3)Trust the Enabler.

a)Things don’t happen immediately. They moved almost 800 miles once they got the dream and the call. Once they arrived, a famine struck and then the couple followed God to Egypt for a while before returning to the land promised them and their descendants. More than 20 years later, Abraham and Sarah are still waiting for the son promised them in Ur.

i)Sarah was tired of waiting and pushed the agenda. She’d heard the part of the promise that Abram would be the blessed and exalted father of the new nation, so she offered her servant girl to him as a means of creating a family. Unwisely, Abram fathered a child with the servant Hagar named Ishmael. God reiterated the promise when Abraham and Sarah were 99 and 89, that together, they would have a child. Sarah laughed, but months later, she was rocking and nursing a newborn boy named Isaac, “laughter.”

ii)How many of us pray, “God, I trust You, and I trust Your timing.” Right? We love RIGHT NOW. We don’t wait well, whether it’s for microwave popcorn, the cable guy, or doctor’s reports.

b)See the dream. Obey the call. Trust the enabler.

c)There is a section from Romans 4:18-19 herein the middle of Chapter Two, page 15. Abraham “faced the fact that his body was as good as dead.” Circle, “faced the fact.” Here’s the actual fact: Sometimes, the Father changes the facts. He believed in the One Who made the promise. What are the “facts” of your life? Your age? Your health? Your addiction? Your finances? Your education? Your disability? We have a God who is greater than all of your “facts.” Don’t trust the facts; trust God’s truth. The fact is you are a mess; the truth is you are God’s beloved child.

d)But that’s not all of Abraham’s story.

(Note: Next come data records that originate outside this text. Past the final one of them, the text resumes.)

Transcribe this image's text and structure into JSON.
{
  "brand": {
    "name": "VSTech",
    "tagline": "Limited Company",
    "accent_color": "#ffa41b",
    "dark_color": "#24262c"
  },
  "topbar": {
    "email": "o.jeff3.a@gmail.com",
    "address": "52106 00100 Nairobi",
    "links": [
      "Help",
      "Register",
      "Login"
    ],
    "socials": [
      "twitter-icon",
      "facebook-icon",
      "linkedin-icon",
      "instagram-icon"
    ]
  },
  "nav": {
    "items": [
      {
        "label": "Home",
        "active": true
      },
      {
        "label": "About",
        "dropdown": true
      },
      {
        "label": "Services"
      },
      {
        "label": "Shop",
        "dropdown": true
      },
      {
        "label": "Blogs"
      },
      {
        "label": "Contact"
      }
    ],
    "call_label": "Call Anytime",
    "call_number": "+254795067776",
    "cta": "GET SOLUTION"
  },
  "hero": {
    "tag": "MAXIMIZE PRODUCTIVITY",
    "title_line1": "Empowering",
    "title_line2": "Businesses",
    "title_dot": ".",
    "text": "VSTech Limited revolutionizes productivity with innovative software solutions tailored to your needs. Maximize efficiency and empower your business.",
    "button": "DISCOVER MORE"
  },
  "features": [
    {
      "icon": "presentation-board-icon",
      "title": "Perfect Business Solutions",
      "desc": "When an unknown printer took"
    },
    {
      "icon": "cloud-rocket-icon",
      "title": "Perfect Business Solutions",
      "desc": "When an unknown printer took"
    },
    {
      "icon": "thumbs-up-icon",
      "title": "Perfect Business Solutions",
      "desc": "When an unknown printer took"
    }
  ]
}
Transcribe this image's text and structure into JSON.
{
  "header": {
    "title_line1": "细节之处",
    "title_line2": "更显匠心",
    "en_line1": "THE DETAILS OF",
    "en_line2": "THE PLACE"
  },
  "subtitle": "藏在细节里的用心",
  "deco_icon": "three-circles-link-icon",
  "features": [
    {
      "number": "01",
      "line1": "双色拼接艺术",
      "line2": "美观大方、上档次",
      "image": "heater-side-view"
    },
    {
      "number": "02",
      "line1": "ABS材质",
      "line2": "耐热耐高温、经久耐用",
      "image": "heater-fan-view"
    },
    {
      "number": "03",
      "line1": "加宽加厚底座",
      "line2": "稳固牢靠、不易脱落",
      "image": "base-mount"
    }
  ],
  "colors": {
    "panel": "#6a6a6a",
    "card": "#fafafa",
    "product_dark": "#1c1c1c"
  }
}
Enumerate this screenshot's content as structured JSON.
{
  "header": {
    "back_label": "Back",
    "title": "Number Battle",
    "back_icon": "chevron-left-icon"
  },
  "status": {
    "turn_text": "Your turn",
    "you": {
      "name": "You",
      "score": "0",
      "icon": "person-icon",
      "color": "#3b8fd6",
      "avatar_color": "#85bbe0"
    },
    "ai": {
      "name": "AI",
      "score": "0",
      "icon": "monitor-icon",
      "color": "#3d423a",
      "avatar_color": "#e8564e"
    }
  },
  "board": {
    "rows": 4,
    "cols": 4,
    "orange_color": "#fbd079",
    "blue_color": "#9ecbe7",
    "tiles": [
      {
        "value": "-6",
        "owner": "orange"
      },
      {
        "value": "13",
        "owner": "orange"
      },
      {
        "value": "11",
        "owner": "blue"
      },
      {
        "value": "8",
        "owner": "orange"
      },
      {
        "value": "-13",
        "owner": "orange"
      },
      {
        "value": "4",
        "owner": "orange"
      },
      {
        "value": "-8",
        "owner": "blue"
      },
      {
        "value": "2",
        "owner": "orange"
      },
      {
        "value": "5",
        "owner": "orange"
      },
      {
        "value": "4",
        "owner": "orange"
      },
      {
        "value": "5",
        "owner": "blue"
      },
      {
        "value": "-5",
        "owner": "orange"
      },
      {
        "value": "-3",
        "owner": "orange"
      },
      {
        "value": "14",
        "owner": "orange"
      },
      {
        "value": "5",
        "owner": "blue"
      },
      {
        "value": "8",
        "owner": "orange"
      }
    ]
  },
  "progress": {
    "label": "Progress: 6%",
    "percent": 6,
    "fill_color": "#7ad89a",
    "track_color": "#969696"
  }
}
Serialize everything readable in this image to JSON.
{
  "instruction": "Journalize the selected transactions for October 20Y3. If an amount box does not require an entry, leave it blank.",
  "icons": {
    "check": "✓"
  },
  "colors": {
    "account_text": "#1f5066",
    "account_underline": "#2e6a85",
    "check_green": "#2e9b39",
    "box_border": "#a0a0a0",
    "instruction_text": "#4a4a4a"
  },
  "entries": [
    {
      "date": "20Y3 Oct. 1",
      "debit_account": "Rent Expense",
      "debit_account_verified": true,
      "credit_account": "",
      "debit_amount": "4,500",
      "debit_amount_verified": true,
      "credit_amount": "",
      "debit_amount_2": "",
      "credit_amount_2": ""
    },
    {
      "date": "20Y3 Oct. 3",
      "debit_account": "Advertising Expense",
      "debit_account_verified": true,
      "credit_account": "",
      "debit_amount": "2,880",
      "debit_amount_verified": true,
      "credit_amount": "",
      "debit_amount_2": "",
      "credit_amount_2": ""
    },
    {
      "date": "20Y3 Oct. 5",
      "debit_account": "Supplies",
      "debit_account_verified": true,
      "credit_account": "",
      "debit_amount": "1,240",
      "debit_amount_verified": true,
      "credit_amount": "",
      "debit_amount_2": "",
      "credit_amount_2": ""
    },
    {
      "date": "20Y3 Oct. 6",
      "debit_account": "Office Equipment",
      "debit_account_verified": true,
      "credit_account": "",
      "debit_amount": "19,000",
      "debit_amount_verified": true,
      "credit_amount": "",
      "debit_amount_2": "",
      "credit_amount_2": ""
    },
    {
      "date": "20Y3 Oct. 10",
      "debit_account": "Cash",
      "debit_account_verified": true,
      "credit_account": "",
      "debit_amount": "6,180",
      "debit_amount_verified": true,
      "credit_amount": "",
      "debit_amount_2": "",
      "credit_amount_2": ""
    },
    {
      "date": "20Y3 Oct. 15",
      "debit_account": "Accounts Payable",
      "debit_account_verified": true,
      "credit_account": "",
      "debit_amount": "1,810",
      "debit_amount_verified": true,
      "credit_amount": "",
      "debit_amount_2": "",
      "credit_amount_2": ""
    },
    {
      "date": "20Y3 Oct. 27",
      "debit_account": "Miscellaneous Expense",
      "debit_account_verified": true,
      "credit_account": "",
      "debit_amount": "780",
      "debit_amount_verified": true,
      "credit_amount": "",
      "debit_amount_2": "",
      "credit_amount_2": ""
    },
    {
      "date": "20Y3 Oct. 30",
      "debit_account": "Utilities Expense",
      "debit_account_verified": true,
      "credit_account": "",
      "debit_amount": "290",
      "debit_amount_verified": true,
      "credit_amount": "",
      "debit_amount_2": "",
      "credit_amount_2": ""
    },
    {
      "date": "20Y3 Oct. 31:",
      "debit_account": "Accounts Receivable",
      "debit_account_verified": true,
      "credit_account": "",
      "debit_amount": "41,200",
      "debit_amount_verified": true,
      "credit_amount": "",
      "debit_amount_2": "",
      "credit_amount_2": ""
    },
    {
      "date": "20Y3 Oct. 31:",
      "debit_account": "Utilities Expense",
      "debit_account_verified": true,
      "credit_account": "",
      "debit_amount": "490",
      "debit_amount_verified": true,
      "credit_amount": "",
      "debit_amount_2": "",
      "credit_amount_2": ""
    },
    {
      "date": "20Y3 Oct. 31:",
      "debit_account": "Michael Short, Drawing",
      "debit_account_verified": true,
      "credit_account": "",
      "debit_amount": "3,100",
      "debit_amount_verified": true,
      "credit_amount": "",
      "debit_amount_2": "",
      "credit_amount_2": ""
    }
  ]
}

Seeing the dream, obeying the call, and trusting the enabler are big steps in the journey of faith, but it has one more step.

4)Keep Trusting When Tested.

a)God will see His people through. God will provide for His people if we will be faithful. We see it clearly in the next part of this story.

b)God spoke to Abraham (page 19): “Take your son, your only son, whom you love and . . . sacrifice him.” The promise was made almost forty years before. Abraham and Sarah had waited a quarter of a century for it to be fulfilled. And now God asks Abraham to give it all up? “Early the next morning, Abraham got up and loaded his donkey.”

i)Isaac was probably a teenager and old enough to understand what was happening. Abraham’s response to Isaac’s question: “God will provide.”

ii)How could he do this? Why would he do this? In Hebrews 11:17-19, we read that Abraham obeyed and offered his son as a sacrifice because he believed that God could raise his son from the dead.

c)Father Abraham took his son to sacrifice him, and in the end, God provided a sacrifice, a ram caught in a thicket. A father was committed enough to give up His beloved Son.

i)Listen to the words God spoke to Abraham (page 19): “Take your son, your only son, whom you love and . . . sacrifice him.”

ii)Sounds sort of familiar, doesn’t it? Here is more foreshadowing, a spoiler to anyone paying attention of what is coming. In John 3, Jesus says, “God so loved the world that He gave His one and only Son” (page 327).

iii)In the region of Moriah, a city was eventually built called Jerusalem. In this same city, some twenty centuries later, our Father took His only Son and sacrificed Him there, a lamb caught on a tree.

Application: By choosing Abram and Sarai as the foundation of His new nation, God reveals a pattern. God always chooses the unlikely candidates. He always picks those who are not the smartest, the most beautiful or handsome, those whose resumes are sketchy at best. He always picks ordinary people—not the superstars—to unfold His story to others. Regardless of what you’ve done, you are not disqualified from participating in God’s great Story. God can and will use you if you will see His dream, obey His call, trust Him as the enabler, and keep trusting when tested.